Crampton echoes this idea and stresses it as a key part of the screenplay's evolution over the five-year development process.
"We wanted to highlight a woman's awakening to herself, to recapturing her youth and gaining a zest for life and having feelings like she never had before in her life," she says. "We wanted it to be a film about hope and renewal. All those things were in there, but we wanted to highlight different aspects that maybe weren't as fully fleshed out as originally in the original draft."
Of course, the film is called Jakob's Wife, which means the marriage at its core is a key part of the narrative. That meant Crampton needed a strong scene partner, and to fill that role she and Stevens turned to genre mainstay Larry Fessenden (The Last Winter, Habit), who heightened the sense of tonal versatility that runs through the film. Whether Jakob's Wife is moving into full-on body horror territory or playing with domestic dark comedy, he rises to the occasion with every scene. For Crampton, it's a testament to both Fessenden's talent and their working relationship, which the friends and collaborators fleshed out by renting a house together during the film's shoot in Mississippi.
"I think it's a story that any longtime couple can relate to, whether you're male or female or two males or two females or whoever you are. Any couple that's together for a long time, what happens to you? Where is your individuality, and who are you? Many times, we get stuck in our roles and who we are as people, and we have a hard time breaking out," Crampton says. "There's a comfortability that you get with being with somebody for a long time, but there's also a complacency that happens and a flattening. With this horrible happening, it reinvigorates both of them into being the people that I think they always aspired to be, and they finally get a second chance at that. It's like a second chance for this couple to be something more than who they were originally."
Stevens adds that because Fessenden is also a filmmaker "and such an ambassador to genre filmmakers and other filmmakers, another thing that he brings is... such a good spirit, and he's got such a good heart."
After years of development, Jakob's Wife finally celebrated its world premiere last month during SXSW 2021, where both the film and Crampton in the leading role were greeted with enthusiastic praise.

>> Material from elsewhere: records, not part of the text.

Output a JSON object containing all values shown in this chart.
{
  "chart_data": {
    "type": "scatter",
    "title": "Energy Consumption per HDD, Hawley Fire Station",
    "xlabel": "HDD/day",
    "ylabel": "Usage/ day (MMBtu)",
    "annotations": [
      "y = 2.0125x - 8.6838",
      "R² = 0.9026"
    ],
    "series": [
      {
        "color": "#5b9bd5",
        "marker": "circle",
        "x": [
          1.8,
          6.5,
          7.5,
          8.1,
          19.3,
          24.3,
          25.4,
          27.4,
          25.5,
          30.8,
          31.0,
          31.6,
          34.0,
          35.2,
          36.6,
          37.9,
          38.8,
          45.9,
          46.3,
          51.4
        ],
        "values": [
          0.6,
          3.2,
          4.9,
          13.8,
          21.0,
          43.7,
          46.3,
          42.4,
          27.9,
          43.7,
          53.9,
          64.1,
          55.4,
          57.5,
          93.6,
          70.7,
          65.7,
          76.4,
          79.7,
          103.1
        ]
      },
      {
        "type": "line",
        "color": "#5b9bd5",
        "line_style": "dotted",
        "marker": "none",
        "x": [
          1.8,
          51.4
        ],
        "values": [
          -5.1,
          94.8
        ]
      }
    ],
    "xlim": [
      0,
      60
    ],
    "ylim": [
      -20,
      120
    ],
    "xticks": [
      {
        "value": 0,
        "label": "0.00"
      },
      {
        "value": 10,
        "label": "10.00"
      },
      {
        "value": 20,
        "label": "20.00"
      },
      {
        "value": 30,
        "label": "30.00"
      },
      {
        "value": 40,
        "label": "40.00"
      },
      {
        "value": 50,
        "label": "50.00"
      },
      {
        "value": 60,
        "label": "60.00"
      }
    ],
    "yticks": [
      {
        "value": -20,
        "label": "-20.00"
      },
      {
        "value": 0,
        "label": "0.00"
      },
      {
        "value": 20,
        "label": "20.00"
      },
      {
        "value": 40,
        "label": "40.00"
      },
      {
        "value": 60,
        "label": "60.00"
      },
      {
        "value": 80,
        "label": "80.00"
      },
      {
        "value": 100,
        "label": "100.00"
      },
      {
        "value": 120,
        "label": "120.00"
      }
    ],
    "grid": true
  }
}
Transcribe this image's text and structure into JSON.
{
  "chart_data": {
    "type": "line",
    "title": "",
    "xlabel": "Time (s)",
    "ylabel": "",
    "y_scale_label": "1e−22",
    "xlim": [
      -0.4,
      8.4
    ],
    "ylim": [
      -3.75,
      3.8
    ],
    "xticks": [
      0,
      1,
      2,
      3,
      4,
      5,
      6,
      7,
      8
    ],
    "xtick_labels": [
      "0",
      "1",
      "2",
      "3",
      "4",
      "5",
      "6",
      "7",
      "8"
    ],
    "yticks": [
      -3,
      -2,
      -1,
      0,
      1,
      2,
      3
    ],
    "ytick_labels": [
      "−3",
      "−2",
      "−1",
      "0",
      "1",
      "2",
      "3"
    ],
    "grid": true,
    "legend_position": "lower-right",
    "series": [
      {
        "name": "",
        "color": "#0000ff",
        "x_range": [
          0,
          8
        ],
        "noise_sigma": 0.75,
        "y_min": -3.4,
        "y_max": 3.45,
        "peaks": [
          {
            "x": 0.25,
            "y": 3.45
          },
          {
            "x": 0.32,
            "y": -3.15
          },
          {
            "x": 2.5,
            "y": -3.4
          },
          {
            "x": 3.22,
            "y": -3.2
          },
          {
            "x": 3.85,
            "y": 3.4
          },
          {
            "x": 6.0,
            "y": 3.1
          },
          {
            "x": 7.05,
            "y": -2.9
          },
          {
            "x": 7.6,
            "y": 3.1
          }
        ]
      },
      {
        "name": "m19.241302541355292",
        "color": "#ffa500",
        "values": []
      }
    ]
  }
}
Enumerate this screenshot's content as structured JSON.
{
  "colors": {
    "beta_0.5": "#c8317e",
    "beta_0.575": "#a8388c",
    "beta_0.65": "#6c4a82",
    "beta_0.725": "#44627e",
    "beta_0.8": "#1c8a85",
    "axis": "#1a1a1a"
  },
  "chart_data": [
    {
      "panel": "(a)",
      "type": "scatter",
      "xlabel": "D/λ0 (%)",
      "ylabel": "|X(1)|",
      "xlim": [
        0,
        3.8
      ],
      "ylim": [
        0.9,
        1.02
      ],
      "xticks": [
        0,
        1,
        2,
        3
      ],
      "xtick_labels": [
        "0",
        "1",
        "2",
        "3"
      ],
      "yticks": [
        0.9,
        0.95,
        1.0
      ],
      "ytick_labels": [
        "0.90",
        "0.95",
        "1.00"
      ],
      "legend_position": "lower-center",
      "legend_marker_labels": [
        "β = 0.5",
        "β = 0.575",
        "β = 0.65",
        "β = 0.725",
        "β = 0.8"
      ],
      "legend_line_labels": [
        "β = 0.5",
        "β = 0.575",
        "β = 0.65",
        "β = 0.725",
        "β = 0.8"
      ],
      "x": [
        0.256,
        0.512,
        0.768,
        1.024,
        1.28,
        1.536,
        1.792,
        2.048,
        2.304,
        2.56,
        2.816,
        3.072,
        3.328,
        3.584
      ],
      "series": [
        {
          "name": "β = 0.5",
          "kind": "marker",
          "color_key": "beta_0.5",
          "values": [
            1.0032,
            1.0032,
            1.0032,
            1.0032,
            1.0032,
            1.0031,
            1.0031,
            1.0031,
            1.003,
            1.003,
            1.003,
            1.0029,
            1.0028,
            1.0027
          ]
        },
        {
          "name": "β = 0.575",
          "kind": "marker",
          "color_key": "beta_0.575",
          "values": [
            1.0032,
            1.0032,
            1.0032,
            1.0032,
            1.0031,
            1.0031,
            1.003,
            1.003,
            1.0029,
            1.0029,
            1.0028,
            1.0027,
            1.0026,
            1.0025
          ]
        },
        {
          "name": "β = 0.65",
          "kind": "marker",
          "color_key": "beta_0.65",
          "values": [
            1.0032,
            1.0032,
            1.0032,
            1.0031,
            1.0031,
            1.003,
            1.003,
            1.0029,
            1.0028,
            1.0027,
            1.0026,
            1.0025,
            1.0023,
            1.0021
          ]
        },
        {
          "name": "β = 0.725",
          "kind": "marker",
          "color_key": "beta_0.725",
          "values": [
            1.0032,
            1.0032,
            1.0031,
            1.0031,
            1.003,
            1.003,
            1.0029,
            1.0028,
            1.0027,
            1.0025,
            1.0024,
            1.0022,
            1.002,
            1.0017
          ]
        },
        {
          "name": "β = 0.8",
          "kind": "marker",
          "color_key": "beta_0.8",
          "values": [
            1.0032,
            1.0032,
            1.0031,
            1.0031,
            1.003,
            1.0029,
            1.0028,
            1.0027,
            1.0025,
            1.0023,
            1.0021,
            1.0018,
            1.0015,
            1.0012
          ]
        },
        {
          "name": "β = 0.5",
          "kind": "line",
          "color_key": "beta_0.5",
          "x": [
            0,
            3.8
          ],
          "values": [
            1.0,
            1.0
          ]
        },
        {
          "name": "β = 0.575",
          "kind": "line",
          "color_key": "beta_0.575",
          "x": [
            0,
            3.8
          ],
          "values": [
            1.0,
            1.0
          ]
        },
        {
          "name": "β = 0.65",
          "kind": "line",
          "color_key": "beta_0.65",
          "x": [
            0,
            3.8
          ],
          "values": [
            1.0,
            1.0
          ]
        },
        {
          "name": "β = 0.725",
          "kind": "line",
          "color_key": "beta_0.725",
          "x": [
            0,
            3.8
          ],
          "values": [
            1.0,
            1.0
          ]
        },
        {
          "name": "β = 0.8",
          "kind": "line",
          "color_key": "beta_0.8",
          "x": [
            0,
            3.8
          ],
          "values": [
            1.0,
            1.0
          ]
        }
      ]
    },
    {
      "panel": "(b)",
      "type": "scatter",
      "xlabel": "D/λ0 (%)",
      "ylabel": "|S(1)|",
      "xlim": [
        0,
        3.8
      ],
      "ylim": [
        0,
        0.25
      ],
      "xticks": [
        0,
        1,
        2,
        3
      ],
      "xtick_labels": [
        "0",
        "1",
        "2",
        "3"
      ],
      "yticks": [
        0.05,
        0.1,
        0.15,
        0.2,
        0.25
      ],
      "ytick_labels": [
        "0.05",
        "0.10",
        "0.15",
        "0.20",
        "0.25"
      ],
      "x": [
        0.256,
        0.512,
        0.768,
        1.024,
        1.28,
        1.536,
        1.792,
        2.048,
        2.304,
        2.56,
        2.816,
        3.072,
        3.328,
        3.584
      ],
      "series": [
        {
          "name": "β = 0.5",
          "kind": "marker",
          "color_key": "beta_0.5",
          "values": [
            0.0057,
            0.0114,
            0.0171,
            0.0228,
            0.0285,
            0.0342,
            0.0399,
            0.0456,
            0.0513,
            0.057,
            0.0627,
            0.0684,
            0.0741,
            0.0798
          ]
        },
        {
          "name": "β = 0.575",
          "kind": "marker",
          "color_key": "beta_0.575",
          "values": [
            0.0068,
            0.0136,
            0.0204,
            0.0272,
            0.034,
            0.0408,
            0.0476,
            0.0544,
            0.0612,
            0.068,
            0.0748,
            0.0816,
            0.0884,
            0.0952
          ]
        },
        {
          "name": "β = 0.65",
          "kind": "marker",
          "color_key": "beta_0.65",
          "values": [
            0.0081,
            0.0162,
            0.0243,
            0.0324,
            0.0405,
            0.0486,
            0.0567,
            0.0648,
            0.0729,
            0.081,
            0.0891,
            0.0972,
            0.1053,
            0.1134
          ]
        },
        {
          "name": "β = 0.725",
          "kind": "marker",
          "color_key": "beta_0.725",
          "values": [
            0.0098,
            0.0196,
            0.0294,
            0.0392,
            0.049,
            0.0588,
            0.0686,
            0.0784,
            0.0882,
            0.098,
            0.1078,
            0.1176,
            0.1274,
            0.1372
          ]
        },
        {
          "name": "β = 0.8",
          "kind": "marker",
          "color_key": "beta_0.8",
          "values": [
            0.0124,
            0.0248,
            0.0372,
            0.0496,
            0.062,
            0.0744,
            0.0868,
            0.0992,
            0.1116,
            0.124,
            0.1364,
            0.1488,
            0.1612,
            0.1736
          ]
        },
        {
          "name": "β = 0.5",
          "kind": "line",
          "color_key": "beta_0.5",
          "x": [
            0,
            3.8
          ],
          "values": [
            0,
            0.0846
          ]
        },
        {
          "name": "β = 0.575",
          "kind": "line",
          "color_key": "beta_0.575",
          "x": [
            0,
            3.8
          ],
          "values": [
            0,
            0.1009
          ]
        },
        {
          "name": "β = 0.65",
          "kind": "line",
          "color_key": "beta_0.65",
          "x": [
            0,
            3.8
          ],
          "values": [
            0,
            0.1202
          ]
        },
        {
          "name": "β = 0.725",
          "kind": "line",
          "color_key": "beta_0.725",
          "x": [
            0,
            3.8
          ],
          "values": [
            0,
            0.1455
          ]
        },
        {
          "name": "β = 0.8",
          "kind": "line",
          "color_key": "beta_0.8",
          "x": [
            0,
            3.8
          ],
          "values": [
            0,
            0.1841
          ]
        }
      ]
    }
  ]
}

Now, as the film nears its wider release, Stevens is eager for an ever larger audience to see the film, and to appreciate Crampton's work not just as a performer, but as a producing force and an evangelist for horror cinema and all it's capable of.
"In general, she's one of the great ambassadors of the genre," Stevens says. "What I mean by that is, she's constantly reaching out and trying her best to lift people up, and help people get closer to achieving whatever their goals are. She does it tirelessly. She's filled with not just enthusiasm for the genre, but for the people who make it. This is somebody who's been in this business for a very long time. And so, I find that so admirable, to see her every single day, helping other people. As a producer, I think that's one of the beautiful things about working with her, she's there to help. She wants to help people, or certainly in the case of Jakob's Wife, every single time we would run into a challenge, she was there to help figure out how to solve it."
Jakob's Wife is in select theaters and available digitally and on demand Friday.